I choke on my guffaw, pick up my napkin and start to clean her face.
“You’re a mess, Ry,” her mom tells her.
“And so cute,” I add.
She waits until I’m done cleaning her before leaning forward and kissing me quickly. Then she places her plate in front of me. I welcome the food and look across the table at Holly. She’s watching Riley with a frown on her face. Then she blinks and as if coming to, she notices me watching her. Riley’s hand’s on mine now, still on her leg under the table.
Holly clears her throat. “So do you guys have plans for tomorrow?” she asks.
Riley’s eyes widen slightly when her gaze shifts between us. “Nothing solid,” she says hesitantly.
Holly nods.
I chime in. “I was actually thinking of going into town. I need to get some supplies. But I need to be home in the morning,” I tell them. “I’m expecting a delivery.”
“Oh yeah?” Riley asks. “Of what?”
“Car shell.”
“For the engine?” She smiles. “You’re ready to move on?”
“Yep. Moving on. With you, Riley Hudson.”
* * *
Riley: You in your garage?
Dylan: Youxstalking again, Hudson?
Riley: Open the door.
I open the garage door just high enough for her to duck underneath and then close it again. She’s wearing my shirt from yesterday and I’m pretty sure not much else. “What’s up?” I ask as she walks past me and toward the workbench. She uses the stepladder set up in front of it to climb onto the bench and sits down to face me. “Nothing. Just wanted to see you.”

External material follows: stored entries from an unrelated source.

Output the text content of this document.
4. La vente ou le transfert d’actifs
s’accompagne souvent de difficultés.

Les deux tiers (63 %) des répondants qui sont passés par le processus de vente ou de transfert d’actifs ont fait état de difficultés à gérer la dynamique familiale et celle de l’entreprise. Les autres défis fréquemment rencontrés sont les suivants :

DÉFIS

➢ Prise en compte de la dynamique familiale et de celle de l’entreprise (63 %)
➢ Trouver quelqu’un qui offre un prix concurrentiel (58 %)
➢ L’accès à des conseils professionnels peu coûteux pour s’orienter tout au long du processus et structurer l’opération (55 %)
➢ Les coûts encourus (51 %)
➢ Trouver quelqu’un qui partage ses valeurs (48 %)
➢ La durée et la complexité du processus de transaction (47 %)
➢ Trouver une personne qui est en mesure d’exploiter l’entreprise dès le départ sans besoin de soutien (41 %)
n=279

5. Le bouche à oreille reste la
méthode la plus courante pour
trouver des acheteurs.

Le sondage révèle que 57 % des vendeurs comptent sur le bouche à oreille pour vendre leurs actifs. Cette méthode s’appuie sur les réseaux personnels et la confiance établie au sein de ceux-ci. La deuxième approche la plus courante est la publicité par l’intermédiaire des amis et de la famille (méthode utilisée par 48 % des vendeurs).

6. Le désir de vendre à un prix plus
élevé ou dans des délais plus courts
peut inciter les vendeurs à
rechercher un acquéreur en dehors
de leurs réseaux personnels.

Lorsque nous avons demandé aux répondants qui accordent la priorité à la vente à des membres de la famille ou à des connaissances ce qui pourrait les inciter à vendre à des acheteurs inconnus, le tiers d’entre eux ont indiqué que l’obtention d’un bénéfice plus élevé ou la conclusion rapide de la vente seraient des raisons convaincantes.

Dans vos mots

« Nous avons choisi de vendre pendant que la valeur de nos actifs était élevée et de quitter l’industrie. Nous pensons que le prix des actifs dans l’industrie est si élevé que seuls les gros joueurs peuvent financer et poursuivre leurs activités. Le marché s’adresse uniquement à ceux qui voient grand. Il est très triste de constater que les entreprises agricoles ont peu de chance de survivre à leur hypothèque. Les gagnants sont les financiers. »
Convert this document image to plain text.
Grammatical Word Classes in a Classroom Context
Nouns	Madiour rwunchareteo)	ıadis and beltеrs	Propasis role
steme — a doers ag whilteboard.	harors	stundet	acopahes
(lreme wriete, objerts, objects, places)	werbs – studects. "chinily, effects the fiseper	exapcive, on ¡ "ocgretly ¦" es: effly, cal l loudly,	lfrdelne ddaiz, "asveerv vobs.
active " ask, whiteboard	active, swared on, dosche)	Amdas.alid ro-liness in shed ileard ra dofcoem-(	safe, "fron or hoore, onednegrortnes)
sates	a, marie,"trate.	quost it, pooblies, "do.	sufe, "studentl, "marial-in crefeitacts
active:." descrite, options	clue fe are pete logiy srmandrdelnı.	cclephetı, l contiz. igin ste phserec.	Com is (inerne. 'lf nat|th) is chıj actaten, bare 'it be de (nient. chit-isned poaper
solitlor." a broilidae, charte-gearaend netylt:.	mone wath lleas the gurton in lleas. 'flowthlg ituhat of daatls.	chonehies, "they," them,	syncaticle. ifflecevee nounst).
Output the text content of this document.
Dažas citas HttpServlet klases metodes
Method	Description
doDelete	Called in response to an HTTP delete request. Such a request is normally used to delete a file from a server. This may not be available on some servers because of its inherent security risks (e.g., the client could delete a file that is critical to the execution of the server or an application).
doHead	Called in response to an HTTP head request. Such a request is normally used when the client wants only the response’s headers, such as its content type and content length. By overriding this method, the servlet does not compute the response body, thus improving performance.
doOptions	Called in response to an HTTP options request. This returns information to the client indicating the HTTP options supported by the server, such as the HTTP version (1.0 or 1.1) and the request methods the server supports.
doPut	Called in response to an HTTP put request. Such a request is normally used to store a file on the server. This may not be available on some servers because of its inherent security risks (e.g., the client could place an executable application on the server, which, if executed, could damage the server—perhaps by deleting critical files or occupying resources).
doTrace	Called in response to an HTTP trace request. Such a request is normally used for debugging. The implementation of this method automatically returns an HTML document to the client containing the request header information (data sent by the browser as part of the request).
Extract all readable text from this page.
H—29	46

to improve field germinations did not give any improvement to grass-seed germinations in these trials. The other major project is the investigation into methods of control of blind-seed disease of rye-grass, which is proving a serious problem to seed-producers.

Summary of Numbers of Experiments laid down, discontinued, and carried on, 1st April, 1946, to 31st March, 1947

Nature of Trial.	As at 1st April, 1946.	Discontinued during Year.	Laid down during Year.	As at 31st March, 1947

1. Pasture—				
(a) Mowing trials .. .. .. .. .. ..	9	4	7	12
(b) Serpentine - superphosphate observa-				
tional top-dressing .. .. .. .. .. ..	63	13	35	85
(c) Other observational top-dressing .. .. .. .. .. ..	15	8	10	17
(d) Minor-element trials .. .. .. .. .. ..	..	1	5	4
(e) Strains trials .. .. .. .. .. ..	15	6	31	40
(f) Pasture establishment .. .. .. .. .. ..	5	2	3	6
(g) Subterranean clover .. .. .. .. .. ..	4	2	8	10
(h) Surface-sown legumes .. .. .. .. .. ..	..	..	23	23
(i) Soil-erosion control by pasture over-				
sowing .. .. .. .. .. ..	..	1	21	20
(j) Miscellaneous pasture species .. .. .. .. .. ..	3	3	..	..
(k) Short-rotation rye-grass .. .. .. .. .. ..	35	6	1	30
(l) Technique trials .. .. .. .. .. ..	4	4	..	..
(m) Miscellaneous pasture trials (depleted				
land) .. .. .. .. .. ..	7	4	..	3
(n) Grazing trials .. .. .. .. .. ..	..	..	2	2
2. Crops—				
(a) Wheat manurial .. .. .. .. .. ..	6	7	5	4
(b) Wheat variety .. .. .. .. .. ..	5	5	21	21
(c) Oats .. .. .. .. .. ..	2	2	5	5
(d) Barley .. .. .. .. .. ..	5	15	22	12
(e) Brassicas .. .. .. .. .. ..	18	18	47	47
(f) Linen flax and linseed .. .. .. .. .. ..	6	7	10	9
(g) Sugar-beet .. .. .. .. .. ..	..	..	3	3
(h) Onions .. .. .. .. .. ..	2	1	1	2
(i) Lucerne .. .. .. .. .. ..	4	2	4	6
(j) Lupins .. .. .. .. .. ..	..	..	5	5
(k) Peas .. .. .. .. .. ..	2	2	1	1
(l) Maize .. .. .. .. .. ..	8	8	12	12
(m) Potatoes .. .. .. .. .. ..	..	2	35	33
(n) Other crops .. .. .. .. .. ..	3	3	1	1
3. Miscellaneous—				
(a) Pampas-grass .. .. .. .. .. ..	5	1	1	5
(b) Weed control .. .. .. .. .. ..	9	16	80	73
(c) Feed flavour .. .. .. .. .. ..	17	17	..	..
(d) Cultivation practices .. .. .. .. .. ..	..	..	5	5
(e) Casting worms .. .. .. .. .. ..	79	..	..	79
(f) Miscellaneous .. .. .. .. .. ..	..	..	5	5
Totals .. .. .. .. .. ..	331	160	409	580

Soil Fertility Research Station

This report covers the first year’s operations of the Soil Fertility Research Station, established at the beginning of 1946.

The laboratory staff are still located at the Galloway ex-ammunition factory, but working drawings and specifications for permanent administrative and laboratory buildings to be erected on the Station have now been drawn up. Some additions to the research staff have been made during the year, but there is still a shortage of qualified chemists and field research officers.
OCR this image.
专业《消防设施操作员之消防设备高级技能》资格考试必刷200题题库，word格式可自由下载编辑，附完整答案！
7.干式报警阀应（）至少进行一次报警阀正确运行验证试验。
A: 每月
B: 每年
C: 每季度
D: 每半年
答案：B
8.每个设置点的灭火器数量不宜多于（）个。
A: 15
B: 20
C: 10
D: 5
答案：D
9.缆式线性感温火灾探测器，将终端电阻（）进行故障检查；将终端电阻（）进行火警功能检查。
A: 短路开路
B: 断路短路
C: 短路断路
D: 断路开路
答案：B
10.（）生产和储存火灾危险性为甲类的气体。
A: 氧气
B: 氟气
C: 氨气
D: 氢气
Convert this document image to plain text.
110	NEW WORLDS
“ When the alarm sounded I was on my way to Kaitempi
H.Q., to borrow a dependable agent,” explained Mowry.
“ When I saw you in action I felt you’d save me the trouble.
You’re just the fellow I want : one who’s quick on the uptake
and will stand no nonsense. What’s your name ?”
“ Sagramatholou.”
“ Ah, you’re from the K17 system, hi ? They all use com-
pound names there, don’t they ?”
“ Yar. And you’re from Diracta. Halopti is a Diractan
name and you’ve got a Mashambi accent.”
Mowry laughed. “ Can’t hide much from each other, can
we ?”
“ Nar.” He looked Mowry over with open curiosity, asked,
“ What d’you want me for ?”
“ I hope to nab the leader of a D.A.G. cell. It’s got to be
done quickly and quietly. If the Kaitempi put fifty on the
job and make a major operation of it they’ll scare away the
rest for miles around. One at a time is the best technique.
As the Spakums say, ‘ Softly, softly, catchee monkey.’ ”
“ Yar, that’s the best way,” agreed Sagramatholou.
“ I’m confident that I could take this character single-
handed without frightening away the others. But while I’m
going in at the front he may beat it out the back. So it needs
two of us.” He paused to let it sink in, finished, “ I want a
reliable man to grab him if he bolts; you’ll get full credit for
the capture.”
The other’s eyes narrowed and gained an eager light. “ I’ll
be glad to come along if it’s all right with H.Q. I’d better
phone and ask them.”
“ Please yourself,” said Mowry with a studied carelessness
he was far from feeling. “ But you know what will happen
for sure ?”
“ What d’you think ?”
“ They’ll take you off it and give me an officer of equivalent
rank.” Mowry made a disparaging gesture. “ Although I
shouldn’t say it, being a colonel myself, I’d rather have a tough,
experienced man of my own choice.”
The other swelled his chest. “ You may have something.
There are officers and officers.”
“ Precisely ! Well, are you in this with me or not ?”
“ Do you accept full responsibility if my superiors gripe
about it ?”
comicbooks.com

“Yeah?” I walk over and clean my hands on an old rag, throwing it over my shoulder before standing in front of her and rubbing my hands on her bare legs. “I just left you an hour ago. Already missing me, huh?”
She places her forearms on my shoulders and spreads her legs, bringing me closer to her. “My mom came and spoke to me after you left.”
I kiss her quickly. “How did that go?”
“It was… freeing, I guess.”
“Freeing how?”
“She told me you wrote her a letter.”
I nod.
“She didn’t tell me what was in it though. She just said it helped open her eyes to what was happening with me. And the fact that she had no real clue what was going on was a huge wake up call for her.” She lowers her arms and places her palms flat on my chest, her eyes focused on the touch. “She admitted some stuff that kind of had me realizing that I’d been pushing her away since the night I lost it. I think we were both drowning in so much guilt—guilt I didn’t know she was carrying—that we lost focus on ourselves and each other and even though we lived together, we couldn’t be further apart.”
My eyes narrow in confusion. “She carries guilt?”
“Apparently,” she says, her gaze and her hands dropping. “She said she felt responsible for the accident. Not with Jeremy, but with me. She thinks she should’ve noticed my self-destruction as it was happening instead of when it was too late. She knows I tried to talk to her… It was hard for her to hear what I’d gone through that day at the lake so instead of listening she chose to ignore me. It was easier for her that way, but it’s something she regrets. I feel horrible, Dylan.”
“Why?”
“Because I should’ve seen it. I shouldn’t have walked around pretending to be blind to it all. She could’ve let me go to court, had them deal with me… she sold her salon that she worked her entire life to create, sold her pride to the town, lost clients. Now she rents a chair from a chain salon and makes half the money she used to and she did that because she cared about me and she loved me. At the time, I thought she did it to hide her shame.” I let her speak, because it’s important she talks about it, maybe remove some of the weight that’s constantly pushing her down. She adds, “I chose to become a recluse after the mandatory house arrest because I didn’t want people looking at me and judging her. I don’t even know how the drinking started. She hates that she let it go on for so long, encouraged it even. I guess she was trying to help dull the pain, you know?”
I hold her closer, her chest pressed against mine.
She cries more than a year’s worth of tears, releases more than a year’s worth of pain, and when she pulls away, her eyes red and unfocused, she says, “Jeremy—he was such a good kid.” And I can see the smile breaking through caused by the memory of happiness only they could share. “He was always happy. Always smiling. He’d talk to anyone and everyone that approached him and he’d stick up for the shy quiet kids. I wondered if it was because of me that he did that, so I asked him once and he just shrugged and said ‘if all the quiet ones have as much to say as you do, then the world needs to hear it.’ He was always thinking about other people, but beneath that—there was something deep brewing, like he wanted to change the world somehow. He wanted to leave a legacy when he died, you know?”
More tears.
Bigger smiles.
“He had this one postcard in his locker he got from Myrtle Beach and it said ‘facta non verba.’”
“Actions speak louder than words?”
She nods. “I shouldn’t have let the words of others control my actions. If he was around to see how badly I let it ruin me, he would’ve been so mad. Not so much at them, but at me. And I’m just pissed off because it’s not what he would’ve wanted, you know? I should’ve done better. For him. I should’ve done more. Like, what’s his legacy now?”